On inquiry: I was in a class like that in middle school. Just loved it. One of our assignments was to design the perfect school. I invented home-schooling. Little did I know it was hardly an original idea. I think project-based classes are great, as long as kids also get a full serving of content--real hard facts and/or skills--on which to build their ideas: the foundations under the castles in the air. I had a bit of a bone with the plethora of writing assignments I seemed to acquire, since I was told to write about what you know. Well, I didn't know all that much when I was a kid. Most kids don't. And I think writing for the sake of writing leads to writing baloney--a habit which is hard to break once one comes up against that laser-eyed Ph.D. at uni/college.

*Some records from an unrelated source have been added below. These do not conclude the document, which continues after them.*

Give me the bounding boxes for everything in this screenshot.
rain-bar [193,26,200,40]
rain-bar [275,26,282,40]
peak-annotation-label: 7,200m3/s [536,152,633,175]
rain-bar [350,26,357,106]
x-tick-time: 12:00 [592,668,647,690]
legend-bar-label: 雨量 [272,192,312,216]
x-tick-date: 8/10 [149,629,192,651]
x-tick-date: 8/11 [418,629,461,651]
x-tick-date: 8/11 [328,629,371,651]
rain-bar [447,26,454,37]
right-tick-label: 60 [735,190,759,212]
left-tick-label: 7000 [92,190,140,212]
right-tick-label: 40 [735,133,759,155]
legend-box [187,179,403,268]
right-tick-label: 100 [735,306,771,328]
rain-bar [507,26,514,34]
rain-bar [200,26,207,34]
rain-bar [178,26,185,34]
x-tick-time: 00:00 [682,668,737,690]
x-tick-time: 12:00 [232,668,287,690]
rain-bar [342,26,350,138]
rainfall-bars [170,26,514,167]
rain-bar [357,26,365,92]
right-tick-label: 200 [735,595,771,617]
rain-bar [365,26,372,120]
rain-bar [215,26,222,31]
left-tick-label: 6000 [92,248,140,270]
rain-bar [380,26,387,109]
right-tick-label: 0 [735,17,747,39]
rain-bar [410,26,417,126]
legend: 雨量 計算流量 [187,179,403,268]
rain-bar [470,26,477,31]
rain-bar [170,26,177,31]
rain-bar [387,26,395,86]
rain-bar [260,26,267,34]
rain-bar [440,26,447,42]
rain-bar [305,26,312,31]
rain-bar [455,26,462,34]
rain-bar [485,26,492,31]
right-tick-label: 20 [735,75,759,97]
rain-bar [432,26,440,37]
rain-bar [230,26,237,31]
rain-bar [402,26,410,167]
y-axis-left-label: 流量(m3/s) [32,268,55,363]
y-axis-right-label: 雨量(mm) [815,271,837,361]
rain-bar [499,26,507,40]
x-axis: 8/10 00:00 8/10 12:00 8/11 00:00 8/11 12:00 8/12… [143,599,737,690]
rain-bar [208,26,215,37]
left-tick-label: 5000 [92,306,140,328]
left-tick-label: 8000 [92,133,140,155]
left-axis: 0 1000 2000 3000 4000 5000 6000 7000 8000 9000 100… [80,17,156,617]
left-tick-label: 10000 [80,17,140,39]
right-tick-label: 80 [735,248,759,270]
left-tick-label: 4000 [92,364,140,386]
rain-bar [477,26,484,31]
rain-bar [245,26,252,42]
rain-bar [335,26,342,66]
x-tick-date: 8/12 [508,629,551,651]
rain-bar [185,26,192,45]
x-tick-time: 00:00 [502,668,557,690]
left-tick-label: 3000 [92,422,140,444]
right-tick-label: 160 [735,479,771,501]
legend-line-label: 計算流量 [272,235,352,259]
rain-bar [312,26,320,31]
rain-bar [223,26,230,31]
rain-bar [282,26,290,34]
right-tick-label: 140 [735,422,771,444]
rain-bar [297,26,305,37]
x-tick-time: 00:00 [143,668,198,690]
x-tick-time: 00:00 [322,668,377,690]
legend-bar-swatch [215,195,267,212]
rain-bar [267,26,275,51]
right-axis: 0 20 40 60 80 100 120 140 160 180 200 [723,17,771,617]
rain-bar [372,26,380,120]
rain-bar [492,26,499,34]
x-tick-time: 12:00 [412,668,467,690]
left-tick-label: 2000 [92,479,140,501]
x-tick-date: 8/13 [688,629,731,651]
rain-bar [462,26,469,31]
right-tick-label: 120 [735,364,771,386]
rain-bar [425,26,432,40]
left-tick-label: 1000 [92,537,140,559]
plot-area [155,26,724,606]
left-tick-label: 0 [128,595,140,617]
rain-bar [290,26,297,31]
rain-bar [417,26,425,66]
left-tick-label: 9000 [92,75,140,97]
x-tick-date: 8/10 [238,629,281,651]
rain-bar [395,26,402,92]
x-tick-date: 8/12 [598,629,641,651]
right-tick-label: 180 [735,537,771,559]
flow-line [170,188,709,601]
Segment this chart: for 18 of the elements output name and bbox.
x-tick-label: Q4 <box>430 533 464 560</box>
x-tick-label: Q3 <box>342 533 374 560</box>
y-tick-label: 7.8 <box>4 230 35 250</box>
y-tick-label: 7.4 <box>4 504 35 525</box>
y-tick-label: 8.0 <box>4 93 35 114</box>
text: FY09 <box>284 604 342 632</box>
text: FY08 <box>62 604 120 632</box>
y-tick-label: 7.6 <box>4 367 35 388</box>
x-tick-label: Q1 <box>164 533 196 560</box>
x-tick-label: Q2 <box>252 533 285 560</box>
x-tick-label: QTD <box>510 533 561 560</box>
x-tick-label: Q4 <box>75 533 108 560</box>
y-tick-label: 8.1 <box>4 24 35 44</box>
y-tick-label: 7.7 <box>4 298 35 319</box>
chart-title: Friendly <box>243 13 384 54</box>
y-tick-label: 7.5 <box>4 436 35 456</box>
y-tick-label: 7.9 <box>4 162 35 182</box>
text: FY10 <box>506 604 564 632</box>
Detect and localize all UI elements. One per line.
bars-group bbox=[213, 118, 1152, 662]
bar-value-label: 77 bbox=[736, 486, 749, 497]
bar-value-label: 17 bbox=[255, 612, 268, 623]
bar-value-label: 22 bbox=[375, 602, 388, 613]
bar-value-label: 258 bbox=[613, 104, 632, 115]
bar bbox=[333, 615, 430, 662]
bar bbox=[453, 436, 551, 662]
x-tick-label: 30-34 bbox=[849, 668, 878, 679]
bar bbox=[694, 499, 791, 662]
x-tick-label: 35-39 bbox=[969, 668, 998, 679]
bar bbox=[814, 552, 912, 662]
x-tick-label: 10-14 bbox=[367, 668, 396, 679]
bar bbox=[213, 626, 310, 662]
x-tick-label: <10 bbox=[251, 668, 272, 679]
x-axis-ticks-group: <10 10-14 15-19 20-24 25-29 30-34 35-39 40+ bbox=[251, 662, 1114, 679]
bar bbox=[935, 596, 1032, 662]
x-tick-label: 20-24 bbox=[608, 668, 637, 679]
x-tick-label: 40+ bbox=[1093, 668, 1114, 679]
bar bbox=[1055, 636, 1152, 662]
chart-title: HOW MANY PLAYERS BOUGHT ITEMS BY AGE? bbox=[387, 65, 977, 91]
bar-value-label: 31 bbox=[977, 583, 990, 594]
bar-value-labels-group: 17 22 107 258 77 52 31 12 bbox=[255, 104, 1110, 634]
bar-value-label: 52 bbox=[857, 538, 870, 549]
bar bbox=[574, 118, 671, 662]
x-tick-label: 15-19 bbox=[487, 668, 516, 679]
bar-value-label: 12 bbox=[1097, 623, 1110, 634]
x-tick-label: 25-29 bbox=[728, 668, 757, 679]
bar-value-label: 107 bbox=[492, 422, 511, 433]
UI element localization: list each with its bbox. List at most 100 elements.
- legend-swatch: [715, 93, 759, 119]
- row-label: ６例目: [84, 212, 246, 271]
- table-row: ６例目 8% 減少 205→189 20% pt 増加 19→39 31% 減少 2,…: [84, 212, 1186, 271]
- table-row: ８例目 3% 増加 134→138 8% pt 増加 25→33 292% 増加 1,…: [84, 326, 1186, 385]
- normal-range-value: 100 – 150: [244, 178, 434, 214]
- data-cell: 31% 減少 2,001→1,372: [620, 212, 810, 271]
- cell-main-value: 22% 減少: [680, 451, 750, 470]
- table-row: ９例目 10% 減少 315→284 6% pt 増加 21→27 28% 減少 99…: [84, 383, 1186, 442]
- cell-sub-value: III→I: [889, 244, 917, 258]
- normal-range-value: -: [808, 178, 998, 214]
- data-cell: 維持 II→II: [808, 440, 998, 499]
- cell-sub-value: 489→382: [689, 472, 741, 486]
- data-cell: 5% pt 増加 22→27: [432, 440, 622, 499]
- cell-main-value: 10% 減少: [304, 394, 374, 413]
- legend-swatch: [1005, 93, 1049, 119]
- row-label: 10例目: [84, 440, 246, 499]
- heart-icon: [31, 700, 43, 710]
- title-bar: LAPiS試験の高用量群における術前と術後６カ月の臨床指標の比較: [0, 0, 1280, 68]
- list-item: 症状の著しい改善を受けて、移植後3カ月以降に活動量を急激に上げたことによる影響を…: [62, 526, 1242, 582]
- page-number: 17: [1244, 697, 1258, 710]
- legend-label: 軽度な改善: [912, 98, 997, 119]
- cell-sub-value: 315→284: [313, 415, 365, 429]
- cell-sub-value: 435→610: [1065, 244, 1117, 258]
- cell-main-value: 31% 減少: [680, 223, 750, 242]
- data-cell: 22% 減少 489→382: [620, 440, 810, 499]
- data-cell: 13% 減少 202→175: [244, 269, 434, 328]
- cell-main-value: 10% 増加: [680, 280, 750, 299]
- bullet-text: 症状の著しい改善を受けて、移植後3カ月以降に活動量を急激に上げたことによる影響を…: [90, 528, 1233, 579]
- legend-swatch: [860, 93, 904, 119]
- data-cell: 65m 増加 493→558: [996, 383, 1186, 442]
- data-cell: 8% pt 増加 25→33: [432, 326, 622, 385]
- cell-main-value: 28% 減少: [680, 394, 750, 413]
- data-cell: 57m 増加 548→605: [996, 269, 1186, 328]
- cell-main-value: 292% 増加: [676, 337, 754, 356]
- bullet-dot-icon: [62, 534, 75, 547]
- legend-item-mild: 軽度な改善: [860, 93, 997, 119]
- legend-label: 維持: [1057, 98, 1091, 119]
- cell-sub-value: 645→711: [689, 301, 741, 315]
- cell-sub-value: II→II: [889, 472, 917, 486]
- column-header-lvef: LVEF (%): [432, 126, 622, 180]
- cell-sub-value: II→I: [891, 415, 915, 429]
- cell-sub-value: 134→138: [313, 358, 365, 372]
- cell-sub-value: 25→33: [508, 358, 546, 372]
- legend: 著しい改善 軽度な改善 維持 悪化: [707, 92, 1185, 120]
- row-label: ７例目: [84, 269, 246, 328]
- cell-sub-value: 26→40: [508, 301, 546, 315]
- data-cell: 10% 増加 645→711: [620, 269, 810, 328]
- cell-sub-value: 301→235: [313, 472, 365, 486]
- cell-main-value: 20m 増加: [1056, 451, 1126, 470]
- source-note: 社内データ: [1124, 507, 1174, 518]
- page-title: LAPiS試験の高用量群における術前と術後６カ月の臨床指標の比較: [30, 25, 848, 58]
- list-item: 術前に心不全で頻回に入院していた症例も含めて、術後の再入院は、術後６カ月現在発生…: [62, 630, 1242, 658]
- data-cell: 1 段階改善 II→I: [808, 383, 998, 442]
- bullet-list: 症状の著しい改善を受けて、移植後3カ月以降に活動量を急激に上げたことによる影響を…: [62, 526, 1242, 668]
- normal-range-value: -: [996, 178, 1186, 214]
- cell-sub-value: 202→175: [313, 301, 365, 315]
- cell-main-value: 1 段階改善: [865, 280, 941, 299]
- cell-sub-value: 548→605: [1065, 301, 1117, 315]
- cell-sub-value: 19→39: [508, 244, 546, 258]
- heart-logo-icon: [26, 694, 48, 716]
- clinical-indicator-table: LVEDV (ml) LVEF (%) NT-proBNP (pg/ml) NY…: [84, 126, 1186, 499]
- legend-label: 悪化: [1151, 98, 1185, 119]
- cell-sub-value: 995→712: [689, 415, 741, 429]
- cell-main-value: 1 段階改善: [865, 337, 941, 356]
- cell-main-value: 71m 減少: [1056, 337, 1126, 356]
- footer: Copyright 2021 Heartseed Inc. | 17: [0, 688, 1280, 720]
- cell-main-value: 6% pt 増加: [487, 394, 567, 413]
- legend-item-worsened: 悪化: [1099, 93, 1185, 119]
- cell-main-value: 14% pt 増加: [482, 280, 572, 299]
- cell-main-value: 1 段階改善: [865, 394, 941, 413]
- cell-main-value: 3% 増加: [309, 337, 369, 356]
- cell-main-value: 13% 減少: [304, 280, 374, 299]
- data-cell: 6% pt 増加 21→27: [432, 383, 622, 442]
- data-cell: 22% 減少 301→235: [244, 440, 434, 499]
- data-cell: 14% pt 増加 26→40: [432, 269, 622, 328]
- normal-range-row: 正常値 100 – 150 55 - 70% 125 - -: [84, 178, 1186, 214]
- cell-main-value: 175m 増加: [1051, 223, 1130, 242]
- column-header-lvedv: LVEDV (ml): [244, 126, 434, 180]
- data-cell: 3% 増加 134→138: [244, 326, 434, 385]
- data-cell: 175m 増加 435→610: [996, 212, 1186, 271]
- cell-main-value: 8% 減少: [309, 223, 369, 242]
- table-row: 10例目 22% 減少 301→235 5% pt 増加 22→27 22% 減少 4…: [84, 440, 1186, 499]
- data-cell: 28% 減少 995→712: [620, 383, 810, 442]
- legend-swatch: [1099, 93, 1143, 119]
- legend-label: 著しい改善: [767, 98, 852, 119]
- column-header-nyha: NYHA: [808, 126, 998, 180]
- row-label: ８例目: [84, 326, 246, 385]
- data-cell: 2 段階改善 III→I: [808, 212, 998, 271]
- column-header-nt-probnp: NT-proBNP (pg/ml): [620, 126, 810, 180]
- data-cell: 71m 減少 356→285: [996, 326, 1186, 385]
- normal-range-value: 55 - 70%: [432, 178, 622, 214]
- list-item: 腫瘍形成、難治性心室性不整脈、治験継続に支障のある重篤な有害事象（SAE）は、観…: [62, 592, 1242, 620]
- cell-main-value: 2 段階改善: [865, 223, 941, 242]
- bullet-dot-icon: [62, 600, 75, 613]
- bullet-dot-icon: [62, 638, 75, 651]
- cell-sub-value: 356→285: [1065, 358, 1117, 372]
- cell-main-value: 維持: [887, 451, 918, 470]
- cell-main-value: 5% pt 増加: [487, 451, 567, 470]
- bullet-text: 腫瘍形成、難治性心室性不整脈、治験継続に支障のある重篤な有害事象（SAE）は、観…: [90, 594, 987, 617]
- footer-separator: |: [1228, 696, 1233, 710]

Thanks for the soapbox! I'm glad I resonate with someone, for once. ;-)

5:08 AM  
Blogger Ang said...

My goodness girl, I just feel so inspired looking at this stuff... you are incredible katie, and this suits you down to the ground. I think responding creatively to an issue is a powerful way to unravel issues and understand ourselves. I love your soap box, and I think you should stay on it!

10:03 AM  
Blogger nova_j said...

gorgeous, as always!!

lol obviously you're doing well in your course - cos you're already suited to add your voice to the many grumbling about national standards in staff rooms NZ over! ;) shame they sounds so great to people who know *nothing* about learning huh?

love the marshmallow quote too, it's my favourite :D

6:17 PM  
Blogger PaisleyJade said...

Love them all!!

10:18 PM  
Blogger Sandra - too heavy to stand on a soapbox, but undeterred said...

I love the marshmallow quote. I would LOVE to write it all over our staff room wall.

But I'm not brave enough.

But I am trying to keep it in mind as I interact with my own students. Y'know, trying to get the marshmallows close enough and yummy smelling enough that they might eat them.